322. Die Entwicklung der Industrie und der verschiedenen mit ihr in Verbindung stehenden Sektoren bis zu den modernsten Technologien der Elektronik, insbesondere auf den Gebieten der Miniaturisierung, der Informatik, der Telematik und anderen zeigt an, welche ungeheure Bedeutung in der Wechselwirkung zwischen Subjekt und Objekt der Arbeit (im weitesten Sinne dieses Wortes) gerade jener Verbündeten der menschlichen Arbeit zukommt, die der menschliche Geist erzeugt hat, nämlich der Technik.... Die Technik ist eine Verbündete des Menschen. Sie erleichtert ihm die Arbeit, vervollkommnet, beschleunigt und vervielfältigt sie. Sie begünstigt die quantitative Mehrung der Arbeitsprodukte und bei vielen auch die Verbesserung ihrer Qualität.
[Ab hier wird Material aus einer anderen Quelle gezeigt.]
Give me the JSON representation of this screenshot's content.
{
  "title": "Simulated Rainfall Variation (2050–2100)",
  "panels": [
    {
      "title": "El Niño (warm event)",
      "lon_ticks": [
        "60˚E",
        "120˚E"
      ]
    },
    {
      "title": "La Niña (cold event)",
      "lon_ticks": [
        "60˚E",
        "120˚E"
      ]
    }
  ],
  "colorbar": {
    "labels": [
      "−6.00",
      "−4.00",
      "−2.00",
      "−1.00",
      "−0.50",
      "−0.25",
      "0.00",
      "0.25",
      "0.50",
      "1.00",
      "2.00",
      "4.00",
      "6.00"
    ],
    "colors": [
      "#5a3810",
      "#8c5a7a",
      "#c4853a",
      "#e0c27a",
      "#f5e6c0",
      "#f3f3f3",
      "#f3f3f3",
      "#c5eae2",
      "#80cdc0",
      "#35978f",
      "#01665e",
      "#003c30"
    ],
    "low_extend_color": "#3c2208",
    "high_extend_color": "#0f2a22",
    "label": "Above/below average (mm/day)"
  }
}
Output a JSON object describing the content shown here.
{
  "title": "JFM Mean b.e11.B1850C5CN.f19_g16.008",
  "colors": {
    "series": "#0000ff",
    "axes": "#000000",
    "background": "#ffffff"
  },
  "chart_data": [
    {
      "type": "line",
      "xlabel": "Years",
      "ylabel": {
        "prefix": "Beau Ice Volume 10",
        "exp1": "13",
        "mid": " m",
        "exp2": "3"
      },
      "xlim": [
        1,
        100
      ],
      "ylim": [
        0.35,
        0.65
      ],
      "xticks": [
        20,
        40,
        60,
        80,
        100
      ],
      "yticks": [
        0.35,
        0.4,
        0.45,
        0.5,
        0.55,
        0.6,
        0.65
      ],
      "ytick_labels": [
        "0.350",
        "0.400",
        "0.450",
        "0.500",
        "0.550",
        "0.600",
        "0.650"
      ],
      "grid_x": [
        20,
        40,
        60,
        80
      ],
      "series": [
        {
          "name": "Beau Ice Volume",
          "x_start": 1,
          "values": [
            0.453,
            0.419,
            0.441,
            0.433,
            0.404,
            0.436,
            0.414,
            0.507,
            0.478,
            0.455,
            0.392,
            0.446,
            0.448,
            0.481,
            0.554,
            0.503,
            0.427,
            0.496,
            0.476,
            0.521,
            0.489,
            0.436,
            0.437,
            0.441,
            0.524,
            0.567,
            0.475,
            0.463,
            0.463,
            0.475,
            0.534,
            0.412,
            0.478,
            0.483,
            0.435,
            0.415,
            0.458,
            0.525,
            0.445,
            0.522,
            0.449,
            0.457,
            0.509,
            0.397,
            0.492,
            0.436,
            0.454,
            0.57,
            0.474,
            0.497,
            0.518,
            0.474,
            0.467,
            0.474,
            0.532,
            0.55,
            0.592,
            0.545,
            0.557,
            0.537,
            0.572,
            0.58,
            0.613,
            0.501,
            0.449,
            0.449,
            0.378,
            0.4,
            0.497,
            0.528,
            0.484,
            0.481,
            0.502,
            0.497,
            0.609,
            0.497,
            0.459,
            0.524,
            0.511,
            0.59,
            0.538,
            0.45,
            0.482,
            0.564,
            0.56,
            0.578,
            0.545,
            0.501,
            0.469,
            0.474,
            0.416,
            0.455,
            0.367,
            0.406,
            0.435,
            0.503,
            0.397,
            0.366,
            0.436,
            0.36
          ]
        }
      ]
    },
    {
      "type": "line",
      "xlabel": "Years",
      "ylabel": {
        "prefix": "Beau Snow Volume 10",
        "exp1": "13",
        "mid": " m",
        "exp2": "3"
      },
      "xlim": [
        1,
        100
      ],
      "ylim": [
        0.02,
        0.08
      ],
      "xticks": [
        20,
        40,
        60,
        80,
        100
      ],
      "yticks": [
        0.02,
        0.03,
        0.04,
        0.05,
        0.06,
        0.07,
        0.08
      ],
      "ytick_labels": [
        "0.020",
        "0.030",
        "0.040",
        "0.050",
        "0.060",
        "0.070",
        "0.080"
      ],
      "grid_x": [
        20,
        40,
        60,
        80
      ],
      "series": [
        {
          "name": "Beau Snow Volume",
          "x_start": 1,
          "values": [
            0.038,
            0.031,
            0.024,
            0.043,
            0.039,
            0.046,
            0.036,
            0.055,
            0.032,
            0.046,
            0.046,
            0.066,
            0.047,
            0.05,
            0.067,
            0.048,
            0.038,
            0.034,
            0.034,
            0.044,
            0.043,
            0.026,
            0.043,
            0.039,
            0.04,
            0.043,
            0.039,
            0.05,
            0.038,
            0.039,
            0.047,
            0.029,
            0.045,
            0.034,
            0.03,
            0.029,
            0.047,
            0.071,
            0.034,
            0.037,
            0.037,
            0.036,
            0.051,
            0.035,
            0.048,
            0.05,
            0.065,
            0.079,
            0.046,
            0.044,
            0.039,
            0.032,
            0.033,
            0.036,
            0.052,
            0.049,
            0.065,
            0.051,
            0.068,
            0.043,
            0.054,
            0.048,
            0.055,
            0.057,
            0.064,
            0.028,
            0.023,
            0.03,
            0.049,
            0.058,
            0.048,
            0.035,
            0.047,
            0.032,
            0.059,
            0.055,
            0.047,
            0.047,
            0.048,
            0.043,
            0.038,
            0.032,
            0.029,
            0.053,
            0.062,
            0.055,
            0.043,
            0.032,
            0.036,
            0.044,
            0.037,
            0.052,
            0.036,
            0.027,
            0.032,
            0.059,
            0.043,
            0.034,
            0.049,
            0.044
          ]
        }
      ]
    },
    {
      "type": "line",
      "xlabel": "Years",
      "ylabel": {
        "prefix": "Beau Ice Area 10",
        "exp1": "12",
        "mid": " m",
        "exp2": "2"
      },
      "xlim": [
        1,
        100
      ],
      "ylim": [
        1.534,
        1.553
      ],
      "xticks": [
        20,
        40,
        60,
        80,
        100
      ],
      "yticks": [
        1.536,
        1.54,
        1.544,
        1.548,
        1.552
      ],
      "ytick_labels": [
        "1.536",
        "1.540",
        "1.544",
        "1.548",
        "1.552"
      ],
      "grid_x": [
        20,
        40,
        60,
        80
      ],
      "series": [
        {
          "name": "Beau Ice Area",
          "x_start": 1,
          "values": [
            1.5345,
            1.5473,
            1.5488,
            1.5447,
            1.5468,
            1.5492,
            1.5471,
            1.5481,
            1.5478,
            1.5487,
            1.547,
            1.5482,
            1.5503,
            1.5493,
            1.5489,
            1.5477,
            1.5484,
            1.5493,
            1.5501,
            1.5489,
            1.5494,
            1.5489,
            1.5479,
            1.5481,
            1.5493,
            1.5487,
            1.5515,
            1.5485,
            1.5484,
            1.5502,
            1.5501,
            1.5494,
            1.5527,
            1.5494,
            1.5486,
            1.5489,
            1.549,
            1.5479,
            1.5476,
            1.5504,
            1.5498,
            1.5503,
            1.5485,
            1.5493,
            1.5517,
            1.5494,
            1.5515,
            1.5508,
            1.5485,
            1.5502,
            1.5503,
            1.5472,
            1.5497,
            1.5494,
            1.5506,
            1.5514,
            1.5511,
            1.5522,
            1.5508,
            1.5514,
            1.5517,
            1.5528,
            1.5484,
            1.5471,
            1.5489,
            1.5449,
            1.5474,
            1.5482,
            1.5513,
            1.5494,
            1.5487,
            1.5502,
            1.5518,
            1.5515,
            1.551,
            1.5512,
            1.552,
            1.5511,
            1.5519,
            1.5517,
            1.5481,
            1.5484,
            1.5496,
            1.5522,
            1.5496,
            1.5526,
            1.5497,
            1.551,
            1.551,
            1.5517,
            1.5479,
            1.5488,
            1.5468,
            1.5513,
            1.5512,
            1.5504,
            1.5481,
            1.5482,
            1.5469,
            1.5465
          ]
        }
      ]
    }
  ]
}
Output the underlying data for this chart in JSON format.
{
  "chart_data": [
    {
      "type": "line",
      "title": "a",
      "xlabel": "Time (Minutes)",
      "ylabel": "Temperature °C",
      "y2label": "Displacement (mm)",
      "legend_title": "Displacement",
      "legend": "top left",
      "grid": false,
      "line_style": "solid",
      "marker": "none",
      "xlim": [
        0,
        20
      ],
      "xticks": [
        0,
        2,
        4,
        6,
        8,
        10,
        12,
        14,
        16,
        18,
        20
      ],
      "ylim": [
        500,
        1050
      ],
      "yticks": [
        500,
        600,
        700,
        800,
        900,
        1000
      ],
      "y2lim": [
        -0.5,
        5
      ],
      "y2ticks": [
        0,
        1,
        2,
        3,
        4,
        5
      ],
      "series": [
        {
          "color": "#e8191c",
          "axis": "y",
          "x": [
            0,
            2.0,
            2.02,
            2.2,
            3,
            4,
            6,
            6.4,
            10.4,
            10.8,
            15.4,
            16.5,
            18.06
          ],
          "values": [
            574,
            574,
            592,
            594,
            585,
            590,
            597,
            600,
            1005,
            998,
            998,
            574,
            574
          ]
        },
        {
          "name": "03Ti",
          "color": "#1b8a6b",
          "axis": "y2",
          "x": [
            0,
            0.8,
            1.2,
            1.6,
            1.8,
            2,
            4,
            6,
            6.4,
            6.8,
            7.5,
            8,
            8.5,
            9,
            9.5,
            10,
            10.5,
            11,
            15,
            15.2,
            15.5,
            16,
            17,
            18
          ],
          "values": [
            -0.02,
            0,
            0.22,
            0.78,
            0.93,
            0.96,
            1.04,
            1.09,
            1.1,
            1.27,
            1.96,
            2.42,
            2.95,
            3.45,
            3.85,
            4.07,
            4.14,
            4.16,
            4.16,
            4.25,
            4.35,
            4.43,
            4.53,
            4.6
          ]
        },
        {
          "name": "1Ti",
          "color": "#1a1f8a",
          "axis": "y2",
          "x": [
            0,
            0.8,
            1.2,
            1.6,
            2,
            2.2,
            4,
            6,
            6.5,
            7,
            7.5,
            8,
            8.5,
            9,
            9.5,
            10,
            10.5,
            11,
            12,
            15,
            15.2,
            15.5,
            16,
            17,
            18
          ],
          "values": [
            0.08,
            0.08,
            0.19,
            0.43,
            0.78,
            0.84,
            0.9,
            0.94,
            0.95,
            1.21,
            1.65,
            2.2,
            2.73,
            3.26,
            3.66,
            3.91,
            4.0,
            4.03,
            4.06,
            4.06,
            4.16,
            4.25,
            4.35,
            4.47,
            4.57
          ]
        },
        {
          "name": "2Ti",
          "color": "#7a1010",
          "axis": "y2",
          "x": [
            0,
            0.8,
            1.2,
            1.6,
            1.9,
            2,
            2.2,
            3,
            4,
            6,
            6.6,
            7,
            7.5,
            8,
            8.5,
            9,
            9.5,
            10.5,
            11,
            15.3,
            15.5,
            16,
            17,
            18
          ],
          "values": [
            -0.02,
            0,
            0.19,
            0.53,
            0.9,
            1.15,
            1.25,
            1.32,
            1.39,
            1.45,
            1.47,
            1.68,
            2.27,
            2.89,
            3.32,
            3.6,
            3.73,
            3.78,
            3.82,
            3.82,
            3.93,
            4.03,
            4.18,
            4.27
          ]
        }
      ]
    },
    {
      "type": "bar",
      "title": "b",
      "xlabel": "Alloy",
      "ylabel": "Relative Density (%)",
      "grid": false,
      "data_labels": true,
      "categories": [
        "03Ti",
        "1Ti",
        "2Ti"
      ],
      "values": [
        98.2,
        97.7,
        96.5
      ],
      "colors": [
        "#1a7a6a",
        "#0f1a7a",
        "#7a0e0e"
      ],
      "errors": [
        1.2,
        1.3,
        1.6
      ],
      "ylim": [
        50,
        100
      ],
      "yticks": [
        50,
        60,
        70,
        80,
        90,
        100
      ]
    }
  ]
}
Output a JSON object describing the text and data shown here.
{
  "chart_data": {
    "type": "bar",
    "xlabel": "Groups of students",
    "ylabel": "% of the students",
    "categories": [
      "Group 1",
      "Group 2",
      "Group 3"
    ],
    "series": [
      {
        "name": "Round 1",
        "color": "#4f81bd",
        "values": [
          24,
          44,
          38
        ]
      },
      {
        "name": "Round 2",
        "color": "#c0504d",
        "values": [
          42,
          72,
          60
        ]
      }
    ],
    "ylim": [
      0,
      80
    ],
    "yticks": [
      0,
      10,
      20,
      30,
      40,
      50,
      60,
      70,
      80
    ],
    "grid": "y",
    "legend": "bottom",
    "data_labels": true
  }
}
Doch ist es auch eine Tatsache, daß sich die Technik in manchen Fällen aus einer Verbündeten fast in eine Gegnerin des Menschen verwandeln kann, wie etwa dann, wenn die Mechanisierung der Arbeit den Menschen verdrängt und ihn jeder persönlichen Befriedigung und des Ansporns zu Kreativität und Verantwortung beraubt, wenn sie viele Arbeitnehmer um ihre Beschäftigung bringt oder durch die Verherrlichung der Maschine den Menschen zu deren Sklaven macht. 
(Laborem Exercens, Nr. 5)

323. Die gegenwärtige Generation weiß sich bevorzugt; denn der Fortschritt bietet ihr so viele Möglichkeiten, wie man sie vor nur wenigen Jahrzehnten nicht ahnen konnte. Die schöpferische Tätigkeit des Menschen, seine Intelligenz und seine Arbeit haben tiefreichende Veränderungen sowohl auf dem Gebiet von Wissenschaft und Technik wie auch im sozialen und kulturellen Leben hervorgerufen. Der Mensch hat seine Macht über die Natur ausgedehnt; er hat eine vertiefte Kenntnis von den Gesetzen seines Sozialverhaltens bekommen....Vor allem die Jugend von heute weiß, daß der Fortschritt von Wissenschaft und Technik es möglich macht, nicht nur neue materielle Güter zu erlangen, sondern auch eine breitere Teilhabe am Wissen der Menschheit.... Die Errungenschaften der Biologie, Psychologie und der Sozialwissenschaft helfen dem Menschen, die Reichtümer seines eigenen Seins besser zu verstehen.... Aber neben all diesen Entwicklungen-oder besser gesagt, in ihnen-gibt es gleichzeitig jene Schwierigkeiten, die sich bei jedem Wachstum zeigen.